Wetherspoon’s and Nando’s – the rise and rise of the food-and-drink chains

Wetherspoon’s is much derided. Perhaps it’s because it sells its beer cheap – at odds with the UK’s Chief Medical Officer’s ever-lower recommended daily alcohol intake. Maybe it’s the chain’s ubiquity – it owns more than 1,000 outlets across the country. Or is it because it buys and converts much-loved local buildings into cavernous pub-restaurants? Banks, post offices, theatres and even a swimming pool (yes a swimming pool – in Rawson Spring in Sheffield) have all become a local ‘Spoons’.

However, Wetherspoon’s has its defenders too. The writer Kit Caless has even created an appreciation of the chain, through a blog and then a book about the pubs’ carpet designs. ‘Wetherspoons are like a blank canvas on which you can project yourself’ he argues in a 2016 Independent interview about his book. ‘You can come in alone to read the paper in a corner, or with ten people and be a bit loud’.

Associate John Kieffer has similar feelings about another ubiquitous chain: Nando’s. He sees the chicken restaurant as achieving ‘some kind of real inclusion’ through its ‘neutral environment’ and ‘convivial’ space – something he says ‘over-designed hipster places’ can’t manage.

The tensions between these chain pubs and restaurants, what they have replaced, and the ‘hipster’ trend Kiefer mentions, reveal something important about contemporary communal spaces, how they are used and who uses them.

Wetherspoon’s success arguably comes on the back of the disappearance of what was the bastion of secular community space – the local pub. According to the Campaign for Real Ale, the UK lost 29 pubs per week in 2014 (although this has now slowed to two per week). And this dynamic has been mirrored by the decline in the traditional, independent greasy-spoon café.

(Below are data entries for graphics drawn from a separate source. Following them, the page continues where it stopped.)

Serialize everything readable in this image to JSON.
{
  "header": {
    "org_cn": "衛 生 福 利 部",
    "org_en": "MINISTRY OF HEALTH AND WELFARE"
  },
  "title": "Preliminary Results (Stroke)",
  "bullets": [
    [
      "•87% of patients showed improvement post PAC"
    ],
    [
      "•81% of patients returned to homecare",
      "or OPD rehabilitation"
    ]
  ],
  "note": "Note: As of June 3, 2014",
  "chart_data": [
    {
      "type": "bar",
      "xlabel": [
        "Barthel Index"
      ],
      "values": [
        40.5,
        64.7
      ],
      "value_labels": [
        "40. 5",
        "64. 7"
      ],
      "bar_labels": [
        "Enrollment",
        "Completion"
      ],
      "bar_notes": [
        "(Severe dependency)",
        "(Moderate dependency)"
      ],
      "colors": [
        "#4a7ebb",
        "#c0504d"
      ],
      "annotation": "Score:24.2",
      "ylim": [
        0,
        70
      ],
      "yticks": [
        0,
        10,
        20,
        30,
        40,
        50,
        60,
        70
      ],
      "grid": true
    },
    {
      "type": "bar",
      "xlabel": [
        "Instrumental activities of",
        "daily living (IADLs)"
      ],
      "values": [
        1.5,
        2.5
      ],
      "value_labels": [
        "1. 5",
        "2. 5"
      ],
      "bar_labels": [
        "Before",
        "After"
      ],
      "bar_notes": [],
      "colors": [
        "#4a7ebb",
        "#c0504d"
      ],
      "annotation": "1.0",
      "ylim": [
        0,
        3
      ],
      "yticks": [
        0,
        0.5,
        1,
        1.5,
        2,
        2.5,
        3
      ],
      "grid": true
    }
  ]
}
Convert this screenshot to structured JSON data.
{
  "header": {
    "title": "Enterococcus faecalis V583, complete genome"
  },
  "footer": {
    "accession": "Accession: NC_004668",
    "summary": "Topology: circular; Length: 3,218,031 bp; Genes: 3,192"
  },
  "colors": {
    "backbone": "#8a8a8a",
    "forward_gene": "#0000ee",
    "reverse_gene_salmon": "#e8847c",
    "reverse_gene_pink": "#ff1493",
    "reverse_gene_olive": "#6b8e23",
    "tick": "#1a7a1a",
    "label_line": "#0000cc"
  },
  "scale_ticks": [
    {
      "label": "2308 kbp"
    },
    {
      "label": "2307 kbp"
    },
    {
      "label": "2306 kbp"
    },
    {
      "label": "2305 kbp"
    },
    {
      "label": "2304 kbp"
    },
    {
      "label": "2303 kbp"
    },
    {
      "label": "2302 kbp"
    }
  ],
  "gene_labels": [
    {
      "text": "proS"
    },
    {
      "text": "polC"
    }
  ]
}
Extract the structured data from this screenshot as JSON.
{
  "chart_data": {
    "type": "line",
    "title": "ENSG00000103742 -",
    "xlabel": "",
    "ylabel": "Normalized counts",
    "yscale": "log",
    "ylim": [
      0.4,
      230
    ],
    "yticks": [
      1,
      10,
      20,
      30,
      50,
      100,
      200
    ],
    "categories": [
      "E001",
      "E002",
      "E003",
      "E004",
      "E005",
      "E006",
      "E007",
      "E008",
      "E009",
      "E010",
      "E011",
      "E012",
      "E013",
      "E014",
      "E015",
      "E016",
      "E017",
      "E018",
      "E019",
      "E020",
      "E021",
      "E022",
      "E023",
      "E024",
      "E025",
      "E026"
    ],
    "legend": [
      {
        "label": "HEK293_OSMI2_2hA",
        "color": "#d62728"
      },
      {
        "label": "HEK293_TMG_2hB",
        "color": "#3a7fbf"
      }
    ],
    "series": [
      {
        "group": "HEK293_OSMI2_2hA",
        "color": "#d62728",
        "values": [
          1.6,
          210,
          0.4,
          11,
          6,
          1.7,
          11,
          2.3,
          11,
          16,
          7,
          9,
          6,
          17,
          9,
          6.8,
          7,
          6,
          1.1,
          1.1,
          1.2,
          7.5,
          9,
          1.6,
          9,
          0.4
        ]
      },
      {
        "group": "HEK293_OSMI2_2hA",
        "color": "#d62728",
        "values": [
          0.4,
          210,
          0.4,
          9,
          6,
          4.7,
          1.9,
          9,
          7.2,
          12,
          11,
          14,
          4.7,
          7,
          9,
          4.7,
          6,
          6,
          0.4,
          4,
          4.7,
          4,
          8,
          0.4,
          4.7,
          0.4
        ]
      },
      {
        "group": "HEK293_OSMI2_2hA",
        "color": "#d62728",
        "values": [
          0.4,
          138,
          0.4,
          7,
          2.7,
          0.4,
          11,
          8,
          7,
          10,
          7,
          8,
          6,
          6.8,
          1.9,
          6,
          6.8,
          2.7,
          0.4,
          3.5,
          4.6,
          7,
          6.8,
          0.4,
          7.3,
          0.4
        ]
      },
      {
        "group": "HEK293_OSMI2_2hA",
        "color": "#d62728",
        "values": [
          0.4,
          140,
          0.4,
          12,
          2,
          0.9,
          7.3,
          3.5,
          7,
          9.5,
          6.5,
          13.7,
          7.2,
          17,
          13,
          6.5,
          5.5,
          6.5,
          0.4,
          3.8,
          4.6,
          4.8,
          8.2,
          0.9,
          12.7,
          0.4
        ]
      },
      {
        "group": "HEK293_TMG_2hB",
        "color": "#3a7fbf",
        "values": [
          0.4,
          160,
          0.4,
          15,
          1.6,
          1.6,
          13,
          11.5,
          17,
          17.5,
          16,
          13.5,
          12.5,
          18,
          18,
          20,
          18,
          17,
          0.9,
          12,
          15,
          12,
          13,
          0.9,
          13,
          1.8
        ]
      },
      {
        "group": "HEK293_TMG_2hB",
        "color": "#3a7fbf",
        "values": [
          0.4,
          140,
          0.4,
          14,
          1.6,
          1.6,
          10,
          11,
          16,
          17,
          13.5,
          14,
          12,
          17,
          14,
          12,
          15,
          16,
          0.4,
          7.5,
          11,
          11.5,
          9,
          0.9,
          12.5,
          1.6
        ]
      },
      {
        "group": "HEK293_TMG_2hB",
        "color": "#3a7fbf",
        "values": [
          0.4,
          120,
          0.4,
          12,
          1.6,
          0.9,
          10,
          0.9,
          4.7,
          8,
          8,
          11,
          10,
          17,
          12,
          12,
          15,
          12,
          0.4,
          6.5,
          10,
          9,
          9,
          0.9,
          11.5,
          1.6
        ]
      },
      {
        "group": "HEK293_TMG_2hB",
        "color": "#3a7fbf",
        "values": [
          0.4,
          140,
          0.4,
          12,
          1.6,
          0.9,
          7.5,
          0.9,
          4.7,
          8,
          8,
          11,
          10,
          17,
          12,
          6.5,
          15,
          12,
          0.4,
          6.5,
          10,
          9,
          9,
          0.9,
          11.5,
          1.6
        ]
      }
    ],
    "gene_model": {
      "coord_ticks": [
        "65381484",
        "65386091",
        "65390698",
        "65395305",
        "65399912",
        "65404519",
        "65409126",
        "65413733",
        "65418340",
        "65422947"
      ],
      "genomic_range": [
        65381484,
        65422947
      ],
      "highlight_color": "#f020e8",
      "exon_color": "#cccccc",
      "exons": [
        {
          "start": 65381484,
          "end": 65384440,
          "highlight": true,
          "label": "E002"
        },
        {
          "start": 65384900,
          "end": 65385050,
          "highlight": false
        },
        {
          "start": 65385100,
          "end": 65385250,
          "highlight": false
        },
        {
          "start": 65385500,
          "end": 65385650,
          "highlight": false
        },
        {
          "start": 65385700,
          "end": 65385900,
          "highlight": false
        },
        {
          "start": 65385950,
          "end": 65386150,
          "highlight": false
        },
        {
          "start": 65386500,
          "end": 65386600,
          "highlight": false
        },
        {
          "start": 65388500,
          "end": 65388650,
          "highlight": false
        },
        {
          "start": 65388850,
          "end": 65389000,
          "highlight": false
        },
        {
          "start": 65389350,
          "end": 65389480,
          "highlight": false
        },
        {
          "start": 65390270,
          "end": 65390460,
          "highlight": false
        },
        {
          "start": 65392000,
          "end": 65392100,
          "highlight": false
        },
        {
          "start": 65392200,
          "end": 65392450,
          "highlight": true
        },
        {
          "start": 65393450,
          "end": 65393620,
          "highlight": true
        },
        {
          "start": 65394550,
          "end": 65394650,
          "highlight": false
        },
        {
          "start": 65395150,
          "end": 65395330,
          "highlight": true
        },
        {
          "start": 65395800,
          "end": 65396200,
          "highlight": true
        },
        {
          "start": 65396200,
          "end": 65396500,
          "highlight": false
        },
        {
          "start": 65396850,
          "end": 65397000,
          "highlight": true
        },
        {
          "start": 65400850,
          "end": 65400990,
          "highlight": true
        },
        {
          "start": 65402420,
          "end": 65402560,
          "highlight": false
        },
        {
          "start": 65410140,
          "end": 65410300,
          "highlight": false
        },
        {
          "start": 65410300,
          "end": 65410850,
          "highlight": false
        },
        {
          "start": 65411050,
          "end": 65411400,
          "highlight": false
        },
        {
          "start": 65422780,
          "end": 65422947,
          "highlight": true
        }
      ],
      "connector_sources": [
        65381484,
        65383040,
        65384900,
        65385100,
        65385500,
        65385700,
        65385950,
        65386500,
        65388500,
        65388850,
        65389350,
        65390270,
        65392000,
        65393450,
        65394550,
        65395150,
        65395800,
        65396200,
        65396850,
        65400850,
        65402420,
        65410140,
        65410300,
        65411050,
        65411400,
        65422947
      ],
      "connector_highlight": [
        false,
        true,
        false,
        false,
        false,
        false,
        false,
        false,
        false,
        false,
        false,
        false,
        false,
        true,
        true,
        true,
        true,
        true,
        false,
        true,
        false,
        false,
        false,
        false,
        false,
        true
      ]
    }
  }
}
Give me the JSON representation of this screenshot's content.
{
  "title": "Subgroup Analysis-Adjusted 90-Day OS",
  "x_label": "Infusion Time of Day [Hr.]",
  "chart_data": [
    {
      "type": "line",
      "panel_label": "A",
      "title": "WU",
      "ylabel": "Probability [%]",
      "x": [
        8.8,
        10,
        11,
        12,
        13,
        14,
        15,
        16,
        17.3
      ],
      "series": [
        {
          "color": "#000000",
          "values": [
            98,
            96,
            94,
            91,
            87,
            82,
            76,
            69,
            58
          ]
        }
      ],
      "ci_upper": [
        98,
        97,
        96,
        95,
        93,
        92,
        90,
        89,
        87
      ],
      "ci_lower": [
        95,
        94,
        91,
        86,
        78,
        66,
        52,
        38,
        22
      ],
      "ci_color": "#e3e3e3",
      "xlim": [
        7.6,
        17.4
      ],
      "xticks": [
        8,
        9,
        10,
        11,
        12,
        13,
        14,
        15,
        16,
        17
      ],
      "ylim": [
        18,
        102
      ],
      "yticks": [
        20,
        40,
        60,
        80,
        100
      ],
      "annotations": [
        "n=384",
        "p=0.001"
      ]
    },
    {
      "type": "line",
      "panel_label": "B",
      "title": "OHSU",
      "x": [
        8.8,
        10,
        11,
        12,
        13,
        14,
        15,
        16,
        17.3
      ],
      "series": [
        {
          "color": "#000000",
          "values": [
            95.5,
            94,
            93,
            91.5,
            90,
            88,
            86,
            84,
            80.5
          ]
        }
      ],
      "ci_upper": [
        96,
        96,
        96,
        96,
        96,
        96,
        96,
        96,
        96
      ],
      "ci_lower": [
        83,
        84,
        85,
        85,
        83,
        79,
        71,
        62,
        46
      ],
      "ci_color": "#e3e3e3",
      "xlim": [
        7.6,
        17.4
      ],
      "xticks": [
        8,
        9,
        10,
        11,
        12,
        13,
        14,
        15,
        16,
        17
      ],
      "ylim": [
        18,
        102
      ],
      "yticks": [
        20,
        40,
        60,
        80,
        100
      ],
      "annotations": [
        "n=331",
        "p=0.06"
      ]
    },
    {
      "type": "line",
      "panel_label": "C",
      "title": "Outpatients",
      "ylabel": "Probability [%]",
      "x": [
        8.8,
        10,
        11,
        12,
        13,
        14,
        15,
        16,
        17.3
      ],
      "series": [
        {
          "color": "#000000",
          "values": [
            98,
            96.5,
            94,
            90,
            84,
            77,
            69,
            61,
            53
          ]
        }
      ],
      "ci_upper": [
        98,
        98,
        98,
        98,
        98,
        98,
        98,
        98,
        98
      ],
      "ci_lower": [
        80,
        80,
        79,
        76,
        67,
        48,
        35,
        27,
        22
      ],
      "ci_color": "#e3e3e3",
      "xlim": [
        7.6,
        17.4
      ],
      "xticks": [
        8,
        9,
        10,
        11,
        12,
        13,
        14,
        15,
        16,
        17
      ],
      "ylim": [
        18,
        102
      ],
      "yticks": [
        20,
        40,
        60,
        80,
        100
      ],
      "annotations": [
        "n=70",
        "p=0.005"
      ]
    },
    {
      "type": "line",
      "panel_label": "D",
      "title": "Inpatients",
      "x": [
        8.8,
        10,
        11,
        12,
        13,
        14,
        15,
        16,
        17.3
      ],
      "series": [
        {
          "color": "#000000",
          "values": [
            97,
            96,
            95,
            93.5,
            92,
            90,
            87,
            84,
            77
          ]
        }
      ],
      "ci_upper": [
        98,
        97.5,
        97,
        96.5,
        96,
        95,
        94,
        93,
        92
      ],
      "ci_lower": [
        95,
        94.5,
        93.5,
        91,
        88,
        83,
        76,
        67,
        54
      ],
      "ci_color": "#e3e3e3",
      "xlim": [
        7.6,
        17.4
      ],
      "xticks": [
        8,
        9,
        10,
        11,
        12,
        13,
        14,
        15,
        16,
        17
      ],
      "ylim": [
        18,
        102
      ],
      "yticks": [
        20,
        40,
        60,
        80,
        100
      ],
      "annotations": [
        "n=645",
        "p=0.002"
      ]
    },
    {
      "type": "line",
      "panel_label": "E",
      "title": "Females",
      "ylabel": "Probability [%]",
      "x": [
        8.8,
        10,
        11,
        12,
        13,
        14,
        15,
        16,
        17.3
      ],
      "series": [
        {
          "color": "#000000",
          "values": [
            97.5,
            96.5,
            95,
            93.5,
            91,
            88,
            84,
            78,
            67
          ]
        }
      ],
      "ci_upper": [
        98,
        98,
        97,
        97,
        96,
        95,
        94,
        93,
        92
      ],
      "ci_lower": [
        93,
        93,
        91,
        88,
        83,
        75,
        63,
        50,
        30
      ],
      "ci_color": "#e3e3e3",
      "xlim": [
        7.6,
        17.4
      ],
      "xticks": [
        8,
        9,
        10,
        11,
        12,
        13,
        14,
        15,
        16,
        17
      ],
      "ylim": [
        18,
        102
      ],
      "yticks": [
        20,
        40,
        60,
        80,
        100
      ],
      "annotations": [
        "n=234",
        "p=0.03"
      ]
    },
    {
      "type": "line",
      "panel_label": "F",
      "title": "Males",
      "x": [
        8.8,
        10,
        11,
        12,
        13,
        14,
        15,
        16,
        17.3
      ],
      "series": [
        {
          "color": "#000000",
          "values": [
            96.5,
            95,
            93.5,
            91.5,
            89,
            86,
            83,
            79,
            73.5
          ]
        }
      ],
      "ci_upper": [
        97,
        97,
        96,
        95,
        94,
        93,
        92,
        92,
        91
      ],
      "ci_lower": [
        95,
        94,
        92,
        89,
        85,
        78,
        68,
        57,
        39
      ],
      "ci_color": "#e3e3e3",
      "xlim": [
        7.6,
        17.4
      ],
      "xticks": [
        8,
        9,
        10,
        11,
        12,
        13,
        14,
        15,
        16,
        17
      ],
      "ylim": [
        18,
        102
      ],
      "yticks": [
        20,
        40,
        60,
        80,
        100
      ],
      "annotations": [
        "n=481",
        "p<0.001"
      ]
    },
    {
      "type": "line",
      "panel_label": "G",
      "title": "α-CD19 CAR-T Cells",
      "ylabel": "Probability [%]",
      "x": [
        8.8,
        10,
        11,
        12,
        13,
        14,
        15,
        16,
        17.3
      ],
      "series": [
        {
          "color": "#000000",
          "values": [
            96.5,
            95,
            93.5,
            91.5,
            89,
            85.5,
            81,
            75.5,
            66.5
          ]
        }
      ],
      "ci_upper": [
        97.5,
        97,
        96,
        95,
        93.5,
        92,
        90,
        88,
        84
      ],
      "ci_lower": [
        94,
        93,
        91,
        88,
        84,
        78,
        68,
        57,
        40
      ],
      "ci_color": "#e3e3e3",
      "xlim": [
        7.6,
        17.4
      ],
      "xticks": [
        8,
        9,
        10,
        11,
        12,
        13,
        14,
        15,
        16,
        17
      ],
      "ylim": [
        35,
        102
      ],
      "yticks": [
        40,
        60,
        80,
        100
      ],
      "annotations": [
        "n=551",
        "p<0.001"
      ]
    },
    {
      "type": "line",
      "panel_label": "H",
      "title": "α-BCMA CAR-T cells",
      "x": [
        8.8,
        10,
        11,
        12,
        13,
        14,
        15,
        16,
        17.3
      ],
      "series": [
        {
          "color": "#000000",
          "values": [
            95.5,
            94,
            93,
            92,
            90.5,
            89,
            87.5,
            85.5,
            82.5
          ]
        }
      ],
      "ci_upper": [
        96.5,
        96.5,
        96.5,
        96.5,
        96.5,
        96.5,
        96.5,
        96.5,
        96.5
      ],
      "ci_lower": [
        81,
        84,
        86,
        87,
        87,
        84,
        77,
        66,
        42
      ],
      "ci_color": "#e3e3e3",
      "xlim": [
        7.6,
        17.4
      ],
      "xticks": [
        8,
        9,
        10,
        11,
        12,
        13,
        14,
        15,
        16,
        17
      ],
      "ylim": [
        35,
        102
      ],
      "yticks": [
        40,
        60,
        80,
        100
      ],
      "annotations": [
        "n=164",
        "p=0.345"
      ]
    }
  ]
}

While independent, ‘hipster’ joints are on the rise, the real expansion in terms of space comes from the chains. For example, Pret A Manger now has nearly 500 outlets – the majority in the UK – and its expansion is continuing. It recently opened in Brixton town centre, and in contrast to the small specialist cafés and restaurants in the now-trendy Brixton Village, Brixton’s Pret opens from dawn till dusk and offers a large, comfortable space in which to linger. The result is everyone – from the beardy hipsters who also frequent the nearby coffee shops, to the Latin Americans who dine in Brixton’s Colombian eateries, to the area’s long-established Afro-Caribbean community – at some point rolls up in Brixton Pret. While its appearance was met in some quarters with dismayed cries of ‘gentrification’, perhaps, just like Wetherspoon’s and Nando’s, Pret rather that ‘hip’ represents the neutral, inclusive replacement for the independent, community food-and-drink spaces whose complete disappearance from the UK’s high streets now seems inevitable.